NEMICO DI SALVINI, AMICO DEL MANCIO. Salvini replicò subito, lapidario: «Non mi piaceva in campo, mi piace ancor meno fuori». Ora che Mario è tornato a fare cose che piacciono in campo (43 gol in 66 partite nel suo biennio in Francia con la maglia del Nizza), la Nazionale del neo c.t. e suo vecchio estimatore Roberto Mancini l'ha rispolverato dal dimenticatoio.

Ma sulla fascia il leghista a capo del Viminale resta scettico: «Il capitano deve essere rappresentativo e giocare bene a pallone, non deve essere bianco o nero. Spero che sia scelto per questo. Magari Balotelli mi stupirà, ma negli anni passati, sia in campo che fuori, non mi è sembrato una di quelle persone umili, in grado di fare squadra, anzi metteva in disaccordo tanti», ha detto Salvini a Non stop news su Rtl 102.5.

MARTINA DEL PD FAVOREVOLE. Di parere opposto il segretario reggente del Partito democratico, Maurizio Martina, che ha parlato a Radio 24: «L'idea mi piace, me lo auguro per tutti noi. Ha espresso parole giuste, semplici e forti. C'è bisogno di una voce come la sua per far capire certe battaglie. Se c'è un giocatore riconosciuto e bravo che si mette a riflettere sull'Italia ben venga».

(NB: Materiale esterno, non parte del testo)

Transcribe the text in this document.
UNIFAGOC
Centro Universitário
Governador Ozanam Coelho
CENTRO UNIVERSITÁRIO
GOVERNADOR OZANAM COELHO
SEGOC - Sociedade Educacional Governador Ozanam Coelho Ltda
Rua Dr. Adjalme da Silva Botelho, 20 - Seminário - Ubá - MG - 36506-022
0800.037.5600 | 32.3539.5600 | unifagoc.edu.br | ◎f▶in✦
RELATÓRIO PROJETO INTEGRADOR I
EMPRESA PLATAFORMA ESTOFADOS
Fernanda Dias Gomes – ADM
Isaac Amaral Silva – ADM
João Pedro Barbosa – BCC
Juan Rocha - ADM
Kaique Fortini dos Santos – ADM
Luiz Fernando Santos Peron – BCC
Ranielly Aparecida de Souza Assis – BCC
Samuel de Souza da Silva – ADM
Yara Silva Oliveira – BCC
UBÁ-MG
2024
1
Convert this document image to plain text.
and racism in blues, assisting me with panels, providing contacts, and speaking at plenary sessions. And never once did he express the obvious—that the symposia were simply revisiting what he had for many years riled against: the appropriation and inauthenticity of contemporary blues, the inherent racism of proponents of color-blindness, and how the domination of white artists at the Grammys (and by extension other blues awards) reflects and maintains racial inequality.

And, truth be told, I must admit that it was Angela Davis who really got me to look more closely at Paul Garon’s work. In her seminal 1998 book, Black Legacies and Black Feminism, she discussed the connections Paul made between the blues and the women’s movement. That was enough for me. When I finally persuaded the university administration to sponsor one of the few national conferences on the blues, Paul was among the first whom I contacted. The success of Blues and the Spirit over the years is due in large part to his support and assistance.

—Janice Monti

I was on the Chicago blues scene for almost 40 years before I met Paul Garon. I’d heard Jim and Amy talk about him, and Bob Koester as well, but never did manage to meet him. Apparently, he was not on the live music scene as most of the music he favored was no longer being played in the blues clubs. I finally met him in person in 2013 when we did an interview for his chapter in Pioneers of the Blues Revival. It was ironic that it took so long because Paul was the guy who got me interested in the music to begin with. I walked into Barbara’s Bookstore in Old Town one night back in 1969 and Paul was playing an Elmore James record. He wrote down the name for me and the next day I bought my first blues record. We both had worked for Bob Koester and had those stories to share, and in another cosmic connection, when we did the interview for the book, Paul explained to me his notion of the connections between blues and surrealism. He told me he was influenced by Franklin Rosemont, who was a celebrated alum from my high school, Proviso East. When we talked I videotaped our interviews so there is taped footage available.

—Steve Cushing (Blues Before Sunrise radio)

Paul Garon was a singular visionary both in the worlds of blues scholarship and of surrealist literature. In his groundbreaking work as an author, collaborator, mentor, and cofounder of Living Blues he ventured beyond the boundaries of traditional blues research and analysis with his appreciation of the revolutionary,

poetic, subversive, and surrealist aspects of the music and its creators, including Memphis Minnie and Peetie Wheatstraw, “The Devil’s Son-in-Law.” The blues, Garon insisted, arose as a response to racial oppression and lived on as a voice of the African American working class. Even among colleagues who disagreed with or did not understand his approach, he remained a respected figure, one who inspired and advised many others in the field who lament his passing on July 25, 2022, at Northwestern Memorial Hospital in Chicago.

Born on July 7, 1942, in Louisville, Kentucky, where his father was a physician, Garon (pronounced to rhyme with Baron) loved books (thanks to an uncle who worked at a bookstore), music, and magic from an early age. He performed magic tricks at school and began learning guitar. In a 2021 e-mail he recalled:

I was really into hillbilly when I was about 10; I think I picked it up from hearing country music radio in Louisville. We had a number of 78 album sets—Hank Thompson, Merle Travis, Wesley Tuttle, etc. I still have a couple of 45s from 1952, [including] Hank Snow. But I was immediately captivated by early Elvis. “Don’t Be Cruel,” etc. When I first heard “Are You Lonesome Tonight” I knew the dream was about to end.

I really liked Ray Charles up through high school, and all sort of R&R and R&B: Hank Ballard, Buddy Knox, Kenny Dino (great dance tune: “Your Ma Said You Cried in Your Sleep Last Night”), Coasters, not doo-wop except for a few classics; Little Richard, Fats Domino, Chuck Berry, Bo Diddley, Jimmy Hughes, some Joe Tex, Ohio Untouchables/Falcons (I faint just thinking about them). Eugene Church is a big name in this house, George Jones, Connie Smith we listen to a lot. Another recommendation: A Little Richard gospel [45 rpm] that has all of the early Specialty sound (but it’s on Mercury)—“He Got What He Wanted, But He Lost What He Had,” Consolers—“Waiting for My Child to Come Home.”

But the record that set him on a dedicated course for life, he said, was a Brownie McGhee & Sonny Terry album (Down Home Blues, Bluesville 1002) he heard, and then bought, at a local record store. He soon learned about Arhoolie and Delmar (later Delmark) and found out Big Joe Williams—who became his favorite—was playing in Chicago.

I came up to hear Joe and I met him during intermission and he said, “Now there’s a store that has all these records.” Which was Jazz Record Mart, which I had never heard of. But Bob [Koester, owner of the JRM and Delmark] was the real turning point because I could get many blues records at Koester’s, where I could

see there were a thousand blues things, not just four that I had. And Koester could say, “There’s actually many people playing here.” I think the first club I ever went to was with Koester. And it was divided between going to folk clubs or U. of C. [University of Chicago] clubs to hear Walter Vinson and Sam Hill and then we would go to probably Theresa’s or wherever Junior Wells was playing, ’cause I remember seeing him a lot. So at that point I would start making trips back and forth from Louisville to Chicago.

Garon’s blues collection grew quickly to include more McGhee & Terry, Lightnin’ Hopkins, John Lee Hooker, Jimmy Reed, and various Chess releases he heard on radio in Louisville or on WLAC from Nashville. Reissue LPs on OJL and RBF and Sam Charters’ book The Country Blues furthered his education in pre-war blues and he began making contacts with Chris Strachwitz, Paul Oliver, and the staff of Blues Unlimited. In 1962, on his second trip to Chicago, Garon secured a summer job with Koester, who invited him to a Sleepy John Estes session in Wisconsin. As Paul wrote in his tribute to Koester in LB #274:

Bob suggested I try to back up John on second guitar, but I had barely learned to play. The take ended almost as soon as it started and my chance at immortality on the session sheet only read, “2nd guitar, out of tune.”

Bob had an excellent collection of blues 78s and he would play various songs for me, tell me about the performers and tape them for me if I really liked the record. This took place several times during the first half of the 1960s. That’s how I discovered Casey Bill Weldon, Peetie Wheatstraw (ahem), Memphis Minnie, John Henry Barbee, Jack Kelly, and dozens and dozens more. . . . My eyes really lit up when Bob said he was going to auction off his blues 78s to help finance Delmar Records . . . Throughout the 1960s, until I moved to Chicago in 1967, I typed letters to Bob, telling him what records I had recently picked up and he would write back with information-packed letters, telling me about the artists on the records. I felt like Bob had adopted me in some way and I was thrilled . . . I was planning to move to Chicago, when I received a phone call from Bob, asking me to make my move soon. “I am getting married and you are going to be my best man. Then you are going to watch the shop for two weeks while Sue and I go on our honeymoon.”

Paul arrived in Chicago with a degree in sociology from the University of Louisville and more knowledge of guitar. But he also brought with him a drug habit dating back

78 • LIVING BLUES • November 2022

PIÙ EFFICACE MARIO DEI DEM. Con gli Azzurri Balotelli aveva “chiuso” dal 2014, anno del fiasco nel Mondiale brasiliano, quando politicamente era l'apogeo renziano con quel 40% conquistato dal Partito democratico alle Europee che sembrava il preludio di una nuova rinascita del centrosinistra grazie al rampante giovane segretario. Sappiamo come è andata a finire. Spariti dai radar i dem, ridotti all'insignificanza nello scacchiere istituzionale, Balotelli di nuovo simbolo della Nazionale è l'ultimo baluardo che resta per contrapporsi all'ondata populista-leghista. L'opposizione ci faccia un pensierino se è ancora alla ricerca di un leader.